The team believes it will be relatively easy to transition the algorithm to mobile devices, but there still needs to be further testing in a real-world clinical setting.
“Advances in computer-aided classification of benign versus malignant skin lesions could greatly assist dermatologists in improved diagnosis for challenging lesions and provide better management options for patients,” said Susan Swetter, MD, a professor of dermatology and director of the Pigmented Lesion and Melanoma Program at the Stanford Cancer Institute, and a co-author of the paper. “However, rigorous prospective validation of the algorithm is necessary before it can be implemented in clinical practice, by practitioners and patients alike.”

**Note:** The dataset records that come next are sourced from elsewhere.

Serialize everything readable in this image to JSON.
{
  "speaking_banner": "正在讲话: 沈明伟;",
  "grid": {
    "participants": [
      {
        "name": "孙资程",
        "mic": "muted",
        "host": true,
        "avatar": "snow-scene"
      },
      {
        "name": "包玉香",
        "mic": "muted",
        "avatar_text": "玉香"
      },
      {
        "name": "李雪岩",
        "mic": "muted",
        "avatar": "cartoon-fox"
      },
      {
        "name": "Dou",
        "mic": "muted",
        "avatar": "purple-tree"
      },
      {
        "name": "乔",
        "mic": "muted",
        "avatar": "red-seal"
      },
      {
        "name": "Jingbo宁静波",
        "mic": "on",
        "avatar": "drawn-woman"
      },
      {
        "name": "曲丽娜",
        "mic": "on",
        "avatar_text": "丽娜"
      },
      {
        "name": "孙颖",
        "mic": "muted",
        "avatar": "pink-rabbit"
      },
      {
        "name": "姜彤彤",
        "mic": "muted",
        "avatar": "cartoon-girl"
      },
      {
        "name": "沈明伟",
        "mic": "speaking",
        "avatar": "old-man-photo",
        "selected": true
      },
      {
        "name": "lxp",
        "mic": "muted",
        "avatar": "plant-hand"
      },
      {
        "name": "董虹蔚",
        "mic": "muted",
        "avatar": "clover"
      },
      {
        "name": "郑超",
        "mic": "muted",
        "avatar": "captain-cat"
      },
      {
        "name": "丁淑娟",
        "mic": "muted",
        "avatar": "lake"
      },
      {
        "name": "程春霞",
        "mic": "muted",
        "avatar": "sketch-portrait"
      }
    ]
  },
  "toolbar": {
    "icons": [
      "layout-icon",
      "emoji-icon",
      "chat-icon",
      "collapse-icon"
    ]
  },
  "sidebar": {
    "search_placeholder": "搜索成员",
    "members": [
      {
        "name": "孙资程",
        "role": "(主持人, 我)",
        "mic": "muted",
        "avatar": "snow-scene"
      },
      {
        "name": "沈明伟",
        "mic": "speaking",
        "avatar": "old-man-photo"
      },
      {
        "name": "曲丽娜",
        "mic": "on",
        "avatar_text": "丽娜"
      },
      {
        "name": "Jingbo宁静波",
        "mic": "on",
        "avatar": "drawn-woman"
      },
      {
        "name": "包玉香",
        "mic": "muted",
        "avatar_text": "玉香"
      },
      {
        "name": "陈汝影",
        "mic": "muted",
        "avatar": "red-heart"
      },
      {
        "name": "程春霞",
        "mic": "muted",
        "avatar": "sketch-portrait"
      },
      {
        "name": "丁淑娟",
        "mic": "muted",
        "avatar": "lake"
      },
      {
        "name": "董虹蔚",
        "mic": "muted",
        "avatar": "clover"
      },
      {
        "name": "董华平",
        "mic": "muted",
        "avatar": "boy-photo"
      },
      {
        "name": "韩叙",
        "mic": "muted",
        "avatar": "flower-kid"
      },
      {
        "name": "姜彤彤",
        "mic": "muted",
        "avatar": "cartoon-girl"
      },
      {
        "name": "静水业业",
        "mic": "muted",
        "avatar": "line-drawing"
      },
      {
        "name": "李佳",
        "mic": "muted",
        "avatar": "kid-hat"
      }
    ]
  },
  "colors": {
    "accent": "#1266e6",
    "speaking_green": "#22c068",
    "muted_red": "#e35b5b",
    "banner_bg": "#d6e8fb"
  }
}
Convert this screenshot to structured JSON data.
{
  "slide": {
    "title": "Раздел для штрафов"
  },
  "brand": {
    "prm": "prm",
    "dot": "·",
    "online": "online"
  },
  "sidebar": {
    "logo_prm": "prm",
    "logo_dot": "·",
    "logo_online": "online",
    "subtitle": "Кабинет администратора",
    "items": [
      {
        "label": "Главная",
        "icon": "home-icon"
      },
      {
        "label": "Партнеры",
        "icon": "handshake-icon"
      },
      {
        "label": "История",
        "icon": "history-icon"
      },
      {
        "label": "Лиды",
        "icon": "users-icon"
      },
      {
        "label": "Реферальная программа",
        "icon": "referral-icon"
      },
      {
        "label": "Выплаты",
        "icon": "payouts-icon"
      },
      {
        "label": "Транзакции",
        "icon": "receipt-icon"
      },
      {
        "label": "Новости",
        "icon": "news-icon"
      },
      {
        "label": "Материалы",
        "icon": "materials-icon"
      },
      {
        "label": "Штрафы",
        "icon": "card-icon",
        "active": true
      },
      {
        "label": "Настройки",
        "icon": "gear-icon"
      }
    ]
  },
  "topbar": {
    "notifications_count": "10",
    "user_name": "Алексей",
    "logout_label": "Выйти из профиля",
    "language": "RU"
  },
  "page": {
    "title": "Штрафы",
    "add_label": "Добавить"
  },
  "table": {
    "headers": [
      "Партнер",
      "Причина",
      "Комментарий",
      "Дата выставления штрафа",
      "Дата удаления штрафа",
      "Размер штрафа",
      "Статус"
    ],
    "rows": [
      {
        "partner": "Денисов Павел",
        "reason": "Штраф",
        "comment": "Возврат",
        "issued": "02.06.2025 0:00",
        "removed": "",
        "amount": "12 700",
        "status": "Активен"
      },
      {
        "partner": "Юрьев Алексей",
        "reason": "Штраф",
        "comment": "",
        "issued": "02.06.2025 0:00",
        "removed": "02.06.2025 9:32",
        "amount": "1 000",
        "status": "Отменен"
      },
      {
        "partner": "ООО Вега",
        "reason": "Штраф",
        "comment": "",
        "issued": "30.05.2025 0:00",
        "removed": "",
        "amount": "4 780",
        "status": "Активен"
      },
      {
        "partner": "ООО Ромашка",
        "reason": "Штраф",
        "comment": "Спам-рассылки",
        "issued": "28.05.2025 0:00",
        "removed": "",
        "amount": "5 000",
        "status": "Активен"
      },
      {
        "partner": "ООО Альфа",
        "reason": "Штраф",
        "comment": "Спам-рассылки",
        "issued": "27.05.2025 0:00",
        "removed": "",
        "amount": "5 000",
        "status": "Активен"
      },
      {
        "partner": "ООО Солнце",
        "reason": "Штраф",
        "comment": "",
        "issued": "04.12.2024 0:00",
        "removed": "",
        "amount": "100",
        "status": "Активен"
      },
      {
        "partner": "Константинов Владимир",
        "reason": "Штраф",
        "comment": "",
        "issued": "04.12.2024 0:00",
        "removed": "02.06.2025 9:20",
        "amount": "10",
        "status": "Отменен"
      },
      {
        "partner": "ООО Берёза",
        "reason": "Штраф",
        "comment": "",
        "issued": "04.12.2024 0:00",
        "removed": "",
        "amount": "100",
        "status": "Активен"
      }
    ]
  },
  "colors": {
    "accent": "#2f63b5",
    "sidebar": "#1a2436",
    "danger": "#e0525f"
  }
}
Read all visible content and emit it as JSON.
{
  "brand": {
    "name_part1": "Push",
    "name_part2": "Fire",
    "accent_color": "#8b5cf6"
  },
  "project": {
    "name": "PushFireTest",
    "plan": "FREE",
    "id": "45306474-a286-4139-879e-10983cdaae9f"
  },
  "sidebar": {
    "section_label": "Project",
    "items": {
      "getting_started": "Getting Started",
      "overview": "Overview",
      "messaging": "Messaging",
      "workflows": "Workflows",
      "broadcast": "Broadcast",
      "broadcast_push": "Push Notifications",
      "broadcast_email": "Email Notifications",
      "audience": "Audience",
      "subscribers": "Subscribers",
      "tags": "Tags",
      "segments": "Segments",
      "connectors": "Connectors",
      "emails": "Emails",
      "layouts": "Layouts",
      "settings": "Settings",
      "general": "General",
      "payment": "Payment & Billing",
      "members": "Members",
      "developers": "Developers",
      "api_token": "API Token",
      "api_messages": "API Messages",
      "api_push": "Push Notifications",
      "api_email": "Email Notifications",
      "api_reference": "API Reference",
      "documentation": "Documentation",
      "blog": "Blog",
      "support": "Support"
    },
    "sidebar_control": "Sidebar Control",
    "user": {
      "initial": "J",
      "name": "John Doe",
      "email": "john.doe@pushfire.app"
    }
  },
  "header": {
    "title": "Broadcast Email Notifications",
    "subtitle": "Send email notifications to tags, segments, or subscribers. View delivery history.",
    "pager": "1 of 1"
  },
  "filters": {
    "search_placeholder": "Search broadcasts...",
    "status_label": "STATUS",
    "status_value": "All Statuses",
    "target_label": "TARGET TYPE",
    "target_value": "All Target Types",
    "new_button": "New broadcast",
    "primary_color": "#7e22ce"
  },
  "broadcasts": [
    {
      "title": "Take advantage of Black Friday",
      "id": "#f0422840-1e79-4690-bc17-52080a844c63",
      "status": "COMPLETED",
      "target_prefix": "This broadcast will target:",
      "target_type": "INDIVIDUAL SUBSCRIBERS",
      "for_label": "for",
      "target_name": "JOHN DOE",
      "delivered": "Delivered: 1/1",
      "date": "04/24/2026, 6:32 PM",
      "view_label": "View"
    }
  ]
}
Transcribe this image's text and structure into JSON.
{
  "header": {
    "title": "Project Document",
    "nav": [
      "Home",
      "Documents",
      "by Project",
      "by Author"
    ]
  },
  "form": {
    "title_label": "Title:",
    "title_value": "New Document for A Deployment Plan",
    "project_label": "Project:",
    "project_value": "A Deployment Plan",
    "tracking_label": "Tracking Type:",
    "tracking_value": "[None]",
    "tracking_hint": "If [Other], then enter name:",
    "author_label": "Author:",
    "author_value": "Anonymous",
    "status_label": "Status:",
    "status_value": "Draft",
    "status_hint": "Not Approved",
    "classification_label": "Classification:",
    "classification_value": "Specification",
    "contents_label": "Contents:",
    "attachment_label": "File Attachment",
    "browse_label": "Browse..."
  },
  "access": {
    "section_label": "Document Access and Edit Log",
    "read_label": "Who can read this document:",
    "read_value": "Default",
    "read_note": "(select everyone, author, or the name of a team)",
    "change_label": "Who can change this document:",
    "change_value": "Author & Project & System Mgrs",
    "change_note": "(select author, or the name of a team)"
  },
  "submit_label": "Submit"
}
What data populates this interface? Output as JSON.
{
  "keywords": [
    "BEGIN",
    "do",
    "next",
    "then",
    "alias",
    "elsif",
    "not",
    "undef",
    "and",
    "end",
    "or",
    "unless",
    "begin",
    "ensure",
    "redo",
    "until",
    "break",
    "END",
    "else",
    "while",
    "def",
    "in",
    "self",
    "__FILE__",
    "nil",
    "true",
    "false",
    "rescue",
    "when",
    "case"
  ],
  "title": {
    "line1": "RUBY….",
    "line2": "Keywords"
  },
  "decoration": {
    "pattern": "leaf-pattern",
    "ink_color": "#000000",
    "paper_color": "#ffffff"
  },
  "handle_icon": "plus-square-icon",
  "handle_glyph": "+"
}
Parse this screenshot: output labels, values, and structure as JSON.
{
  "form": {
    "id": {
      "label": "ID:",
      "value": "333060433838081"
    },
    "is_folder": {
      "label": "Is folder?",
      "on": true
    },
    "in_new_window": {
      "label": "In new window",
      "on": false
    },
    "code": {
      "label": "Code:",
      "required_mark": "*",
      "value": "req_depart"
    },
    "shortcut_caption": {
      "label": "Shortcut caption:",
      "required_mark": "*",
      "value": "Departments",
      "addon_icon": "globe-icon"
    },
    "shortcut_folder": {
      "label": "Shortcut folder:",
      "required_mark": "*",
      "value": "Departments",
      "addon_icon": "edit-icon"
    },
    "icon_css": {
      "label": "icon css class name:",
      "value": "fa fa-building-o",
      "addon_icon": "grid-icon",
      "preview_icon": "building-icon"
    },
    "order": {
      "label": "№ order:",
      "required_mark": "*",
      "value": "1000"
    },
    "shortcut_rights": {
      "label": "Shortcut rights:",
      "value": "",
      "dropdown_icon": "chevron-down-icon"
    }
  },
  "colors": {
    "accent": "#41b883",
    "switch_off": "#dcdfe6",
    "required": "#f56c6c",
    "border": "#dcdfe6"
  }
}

Even in light of the challenges ahead, the researchers are hopeful that deep learning could someday contribute to visual diagnosis in many medical fields.
Thrun is founder and president of Udacity, a company that offers massive open online courses. Blau is the director of the Baxter Laboratory for Stem Cell Biology and a member of Stanford Bio-X, the Stanford Cardiovascular Institute, the Child Health Research Institute and the Stanford Cancer Institute.